Credit: Reuters/Agencia MVT/Mario Vazquez de la Torre
By Bernard Vaughan
NEW YORK | Fri Jun 28, 2013 5:47pm EDT
NEW YORK (Reuters) - A former Mexican state governor was sentenced to 11 years in prison in the United States on Friday after pleading guilty to conspiring to launder millions of dollars in bribes from a notorious drug cartel.
With credit for time served and good behavior, Mario Villanueva, 64, could be released from U.S. custody in two to three years, his lawyer, Richard Lind, said after the hearing. He faces another 23 years in prison in Mexico stemming from similar charges, Lind said.
From 1993 to 1999, Villanueva was governor of Quintana Roo, a state on the Yucatan Peninsula that is home to the popular tourist destination Cancun.
While in office he conspired to launder millions of dollars in bribery payments from the Juarez drug cartel through accounts and shell corporations in the United States and elsewhere, prosecutors said.
He was extradited to the United States in 2010 after serving a six-year sentence in Mexico for money laundering.
"This defendant violated the public trust to enrich himself," Assistant U.S. Attorney Glen Kopp told U.S. District Judge Victor Marrero in New York on Friday.
In a plea agreement last year, Villanueva pleaded guilty to one charge of money laundering conspiracy; he faced a maximum of 20 years in prison.
"I ask for your compassion and your clemency," Villanueva told Marrero, as several of his family members, including his wife and son, looked on.
The Juarez cartel transported more than 200 tons of cocaine into the United States in the 1990s, according to the U.S. Attorney's Office in Manhattan.
Prosecutors said Villanueva reached an agreement with the cartel soon after it established operations in Quintana Roo in 1994. He received payments of between $400,000 and $500,000 for each cocaine shipment that went through the state in exchange for ensuring law enforcement would not interfere.
By late 1995, he began transferring the money to bank and brokerage accounts in the United States, Switzerland and elsewhere in an effort to hide the funds, prosecutors said.
Consuelo Marquez, a Lehman Brothers investment broker, helped set up several offshore corporations for Villanueva to shelter the bribe proceeds, according to the indictment against Villanueva.

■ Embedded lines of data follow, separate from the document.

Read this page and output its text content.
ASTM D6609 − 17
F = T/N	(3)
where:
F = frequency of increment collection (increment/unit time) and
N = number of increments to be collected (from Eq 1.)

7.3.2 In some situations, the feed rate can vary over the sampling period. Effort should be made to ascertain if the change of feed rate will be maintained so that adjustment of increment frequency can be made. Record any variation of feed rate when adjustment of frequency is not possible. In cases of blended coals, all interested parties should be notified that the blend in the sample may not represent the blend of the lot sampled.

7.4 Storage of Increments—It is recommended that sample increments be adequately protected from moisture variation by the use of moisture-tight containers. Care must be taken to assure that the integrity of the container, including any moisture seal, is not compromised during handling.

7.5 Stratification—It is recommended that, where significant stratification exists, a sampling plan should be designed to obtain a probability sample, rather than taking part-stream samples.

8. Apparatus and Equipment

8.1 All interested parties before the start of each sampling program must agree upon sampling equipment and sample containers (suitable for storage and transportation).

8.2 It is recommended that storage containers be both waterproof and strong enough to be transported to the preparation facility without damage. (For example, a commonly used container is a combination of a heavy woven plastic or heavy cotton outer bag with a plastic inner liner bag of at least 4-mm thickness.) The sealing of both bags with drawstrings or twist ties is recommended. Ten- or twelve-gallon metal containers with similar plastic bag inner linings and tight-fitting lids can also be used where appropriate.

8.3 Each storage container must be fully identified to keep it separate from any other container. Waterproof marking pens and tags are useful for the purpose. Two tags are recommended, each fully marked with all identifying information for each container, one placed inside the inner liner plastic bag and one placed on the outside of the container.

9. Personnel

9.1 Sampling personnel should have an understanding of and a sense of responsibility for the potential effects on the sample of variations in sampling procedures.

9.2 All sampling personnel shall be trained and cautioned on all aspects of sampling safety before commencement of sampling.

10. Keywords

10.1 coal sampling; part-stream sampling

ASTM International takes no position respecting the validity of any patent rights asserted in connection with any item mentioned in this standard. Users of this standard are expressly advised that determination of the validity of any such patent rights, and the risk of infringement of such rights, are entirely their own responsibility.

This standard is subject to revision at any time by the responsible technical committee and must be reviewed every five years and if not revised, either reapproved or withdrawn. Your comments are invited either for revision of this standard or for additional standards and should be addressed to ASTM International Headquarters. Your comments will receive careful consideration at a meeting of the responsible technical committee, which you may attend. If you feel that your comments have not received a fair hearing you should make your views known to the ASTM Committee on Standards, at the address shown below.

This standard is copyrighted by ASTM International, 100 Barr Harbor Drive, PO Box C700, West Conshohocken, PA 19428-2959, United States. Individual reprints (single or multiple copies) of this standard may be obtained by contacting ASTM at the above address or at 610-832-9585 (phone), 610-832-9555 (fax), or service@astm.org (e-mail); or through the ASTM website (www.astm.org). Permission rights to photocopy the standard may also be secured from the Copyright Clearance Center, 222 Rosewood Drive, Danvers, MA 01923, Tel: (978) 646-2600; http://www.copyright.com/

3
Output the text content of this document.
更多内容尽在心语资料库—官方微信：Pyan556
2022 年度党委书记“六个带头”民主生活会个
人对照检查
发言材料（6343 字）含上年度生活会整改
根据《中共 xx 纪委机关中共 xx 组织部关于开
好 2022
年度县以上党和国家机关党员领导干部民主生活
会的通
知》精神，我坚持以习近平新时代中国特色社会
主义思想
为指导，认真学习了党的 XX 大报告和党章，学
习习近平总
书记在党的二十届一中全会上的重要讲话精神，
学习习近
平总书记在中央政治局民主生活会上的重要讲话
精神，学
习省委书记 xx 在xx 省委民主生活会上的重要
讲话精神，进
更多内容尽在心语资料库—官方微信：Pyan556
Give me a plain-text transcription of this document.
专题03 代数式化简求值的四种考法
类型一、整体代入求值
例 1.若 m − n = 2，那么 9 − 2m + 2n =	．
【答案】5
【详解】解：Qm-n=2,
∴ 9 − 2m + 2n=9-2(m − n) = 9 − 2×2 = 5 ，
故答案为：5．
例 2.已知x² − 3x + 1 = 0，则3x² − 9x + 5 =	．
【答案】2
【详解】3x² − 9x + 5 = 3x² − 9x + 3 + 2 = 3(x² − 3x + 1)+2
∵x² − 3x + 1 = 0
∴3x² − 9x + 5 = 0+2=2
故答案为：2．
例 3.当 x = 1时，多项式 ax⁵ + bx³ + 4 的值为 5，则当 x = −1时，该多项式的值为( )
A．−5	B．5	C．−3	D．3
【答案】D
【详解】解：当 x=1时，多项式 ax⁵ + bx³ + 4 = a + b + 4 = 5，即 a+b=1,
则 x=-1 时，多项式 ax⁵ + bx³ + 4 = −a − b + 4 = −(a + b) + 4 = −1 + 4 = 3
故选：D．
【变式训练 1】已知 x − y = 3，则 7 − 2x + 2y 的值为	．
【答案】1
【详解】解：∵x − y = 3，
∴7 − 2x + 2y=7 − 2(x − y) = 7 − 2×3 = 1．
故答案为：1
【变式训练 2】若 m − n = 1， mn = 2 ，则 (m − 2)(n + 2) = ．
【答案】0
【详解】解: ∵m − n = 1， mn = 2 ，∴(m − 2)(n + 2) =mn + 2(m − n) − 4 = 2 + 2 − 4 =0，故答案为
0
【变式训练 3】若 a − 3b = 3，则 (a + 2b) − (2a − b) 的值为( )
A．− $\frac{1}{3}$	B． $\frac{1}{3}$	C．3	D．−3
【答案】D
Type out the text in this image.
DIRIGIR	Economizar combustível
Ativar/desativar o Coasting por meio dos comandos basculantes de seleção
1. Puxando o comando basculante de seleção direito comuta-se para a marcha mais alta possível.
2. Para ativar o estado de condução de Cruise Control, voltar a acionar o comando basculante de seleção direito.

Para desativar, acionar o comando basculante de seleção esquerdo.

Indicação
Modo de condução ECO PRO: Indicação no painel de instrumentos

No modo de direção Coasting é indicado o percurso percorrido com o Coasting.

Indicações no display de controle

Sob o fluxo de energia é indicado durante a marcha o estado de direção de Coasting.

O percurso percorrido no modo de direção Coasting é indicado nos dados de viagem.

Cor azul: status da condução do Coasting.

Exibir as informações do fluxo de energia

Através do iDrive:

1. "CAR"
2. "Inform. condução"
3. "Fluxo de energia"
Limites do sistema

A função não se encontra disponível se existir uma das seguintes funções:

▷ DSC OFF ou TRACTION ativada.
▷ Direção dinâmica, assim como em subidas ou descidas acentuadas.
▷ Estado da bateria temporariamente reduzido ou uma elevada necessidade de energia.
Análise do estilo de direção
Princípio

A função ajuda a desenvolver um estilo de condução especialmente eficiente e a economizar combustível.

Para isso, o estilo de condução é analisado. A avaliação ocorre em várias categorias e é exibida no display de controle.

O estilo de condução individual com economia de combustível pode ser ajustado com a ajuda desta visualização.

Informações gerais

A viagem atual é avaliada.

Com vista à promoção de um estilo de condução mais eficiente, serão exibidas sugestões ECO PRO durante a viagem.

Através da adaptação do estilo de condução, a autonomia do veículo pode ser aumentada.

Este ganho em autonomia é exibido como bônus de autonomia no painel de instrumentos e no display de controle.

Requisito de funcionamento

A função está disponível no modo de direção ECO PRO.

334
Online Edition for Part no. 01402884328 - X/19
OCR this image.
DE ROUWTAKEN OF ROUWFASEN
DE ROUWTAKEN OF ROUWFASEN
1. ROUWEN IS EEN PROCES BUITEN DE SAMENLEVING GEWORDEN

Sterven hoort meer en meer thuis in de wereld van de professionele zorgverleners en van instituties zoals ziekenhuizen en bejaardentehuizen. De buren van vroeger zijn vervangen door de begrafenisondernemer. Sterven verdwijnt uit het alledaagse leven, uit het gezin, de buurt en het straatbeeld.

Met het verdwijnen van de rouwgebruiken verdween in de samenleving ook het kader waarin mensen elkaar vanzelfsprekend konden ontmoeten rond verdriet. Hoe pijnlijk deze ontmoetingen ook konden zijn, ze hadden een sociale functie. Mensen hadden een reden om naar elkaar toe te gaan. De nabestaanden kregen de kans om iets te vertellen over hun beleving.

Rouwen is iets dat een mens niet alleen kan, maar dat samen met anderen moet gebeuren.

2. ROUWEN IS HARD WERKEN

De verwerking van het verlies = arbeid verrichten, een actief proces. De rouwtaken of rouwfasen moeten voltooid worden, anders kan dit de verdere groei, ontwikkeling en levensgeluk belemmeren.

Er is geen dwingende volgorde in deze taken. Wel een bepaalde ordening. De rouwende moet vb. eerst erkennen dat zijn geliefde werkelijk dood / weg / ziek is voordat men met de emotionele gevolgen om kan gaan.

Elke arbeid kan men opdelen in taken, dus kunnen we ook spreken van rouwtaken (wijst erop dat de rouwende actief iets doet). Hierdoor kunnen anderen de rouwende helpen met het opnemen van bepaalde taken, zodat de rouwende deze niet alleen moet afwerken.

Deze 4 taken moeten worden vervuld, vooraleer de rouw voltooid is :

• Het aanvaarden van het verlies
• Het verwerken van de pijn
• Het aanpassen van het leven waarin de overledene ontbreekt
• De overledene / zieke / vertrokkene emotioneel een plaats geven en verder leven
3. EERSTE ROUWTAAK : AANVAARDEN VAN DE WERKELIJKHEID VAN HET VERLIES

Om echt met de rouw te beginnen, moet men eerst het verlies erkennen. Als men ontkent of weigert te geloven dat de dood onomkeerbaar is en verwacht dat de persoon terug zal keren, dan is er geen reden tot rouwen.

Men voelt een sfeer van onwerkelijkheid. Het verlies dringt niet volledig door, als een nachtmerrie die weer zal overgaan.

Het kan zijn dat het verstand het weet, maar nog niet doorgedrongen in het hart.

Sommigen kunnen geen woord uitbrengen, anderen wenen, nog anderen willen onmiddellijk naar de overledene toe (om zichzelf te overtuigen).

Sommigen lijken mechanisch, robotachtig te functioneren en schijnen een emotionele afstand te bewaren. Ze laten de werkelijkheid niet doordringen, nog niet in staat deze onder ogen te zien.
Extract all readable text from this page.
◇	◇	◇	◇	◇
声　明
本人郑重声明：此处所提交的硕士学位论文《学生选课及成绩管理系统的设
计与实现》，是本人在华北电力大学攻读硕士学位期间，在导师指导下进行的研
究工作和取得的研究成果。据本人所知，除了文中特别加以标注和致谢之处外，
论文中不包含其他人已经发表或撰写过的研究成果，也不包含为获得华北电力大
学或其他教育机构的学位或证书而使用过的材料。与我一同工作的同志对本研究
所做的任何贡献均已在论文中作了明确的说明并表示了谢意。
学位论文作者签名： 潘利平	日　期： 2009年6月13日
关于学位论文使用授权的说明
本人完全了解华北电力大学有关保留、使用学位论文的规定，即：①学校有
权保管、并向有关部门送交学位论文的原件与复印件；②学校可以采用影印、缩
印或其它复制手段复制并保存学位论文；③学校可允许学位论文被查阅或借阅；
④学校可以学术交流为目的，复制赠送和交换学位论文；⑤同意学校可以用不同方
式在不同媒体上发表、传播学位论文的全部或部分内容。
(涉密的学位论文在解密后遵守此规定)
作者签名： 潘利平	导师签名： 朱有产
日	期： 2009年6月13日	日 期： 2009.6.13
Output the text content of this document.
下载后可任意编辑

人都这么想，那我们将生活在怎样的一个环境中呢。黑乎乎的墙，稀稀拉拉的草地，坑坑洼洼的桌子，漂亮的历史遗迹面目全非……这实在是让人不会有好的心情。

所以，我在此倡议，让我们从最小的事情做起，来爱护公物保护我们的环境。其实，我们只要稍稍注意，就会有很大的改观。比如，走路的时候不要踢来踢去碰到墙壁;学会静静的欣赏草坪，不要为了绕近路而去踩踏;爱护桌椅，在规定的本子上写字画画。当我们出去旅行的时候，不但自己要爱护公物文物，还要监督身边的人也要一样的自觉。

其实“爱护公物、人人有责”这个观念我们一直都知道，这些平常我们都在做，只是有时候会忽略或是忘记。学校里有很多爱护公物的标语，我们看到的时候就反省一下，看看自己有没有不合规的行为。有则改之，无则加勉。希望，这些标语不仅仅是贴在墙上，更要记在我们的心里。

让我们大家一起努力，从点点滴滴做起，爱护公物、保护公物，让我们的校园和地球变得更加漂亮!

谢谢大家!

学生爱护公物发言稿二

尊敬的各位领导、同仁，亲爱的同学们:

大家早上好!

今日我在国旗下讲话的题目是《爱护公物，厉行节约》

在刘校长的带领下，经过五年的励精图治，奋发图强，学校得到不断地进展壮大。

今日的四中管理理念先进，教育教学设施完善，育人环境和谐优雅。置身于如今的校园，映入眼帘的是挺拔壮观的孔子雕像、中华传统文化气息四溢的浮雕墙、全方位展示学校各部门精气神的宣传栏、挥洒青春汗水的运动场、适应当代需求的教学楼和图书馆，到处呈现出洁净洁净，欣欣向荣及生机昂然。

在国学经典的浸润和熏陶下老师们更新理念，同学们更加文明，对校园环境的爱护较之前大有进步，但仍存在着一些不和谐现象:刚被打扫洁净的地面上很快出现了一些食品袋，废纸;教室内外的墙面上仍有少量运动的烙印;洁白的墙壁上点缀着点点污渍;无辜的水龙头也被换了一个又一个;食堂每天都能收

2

She also established brokerage accounts for him and conducted a series of wire transfers at his direction, according to the indictment.
Marquez was sentenced to three years of probation and fined $10,000 in 2006 after pleading guilty to money laundering charges.
Villanueva, while under investigation in Mexico, disappeared in March 1999, just before his term as governor expired. He was discovered by Mexican authorities in 2001.
While a fugitive, Villanueva tried to transfer funds in the Lehman accounts to third-party accounts with Marquez's help, according to the indictment.
With his sentence, Villanueva "completes his descent from elected government official to corrupted official to incarcerated felon," Manhattan U.S. Attorney Preet Bharara said in a statement.
The case is USA v. Mario Ernesto Villanueva Madrid, U.S. District Court for the Southern District of New York, No. 01-cr-021.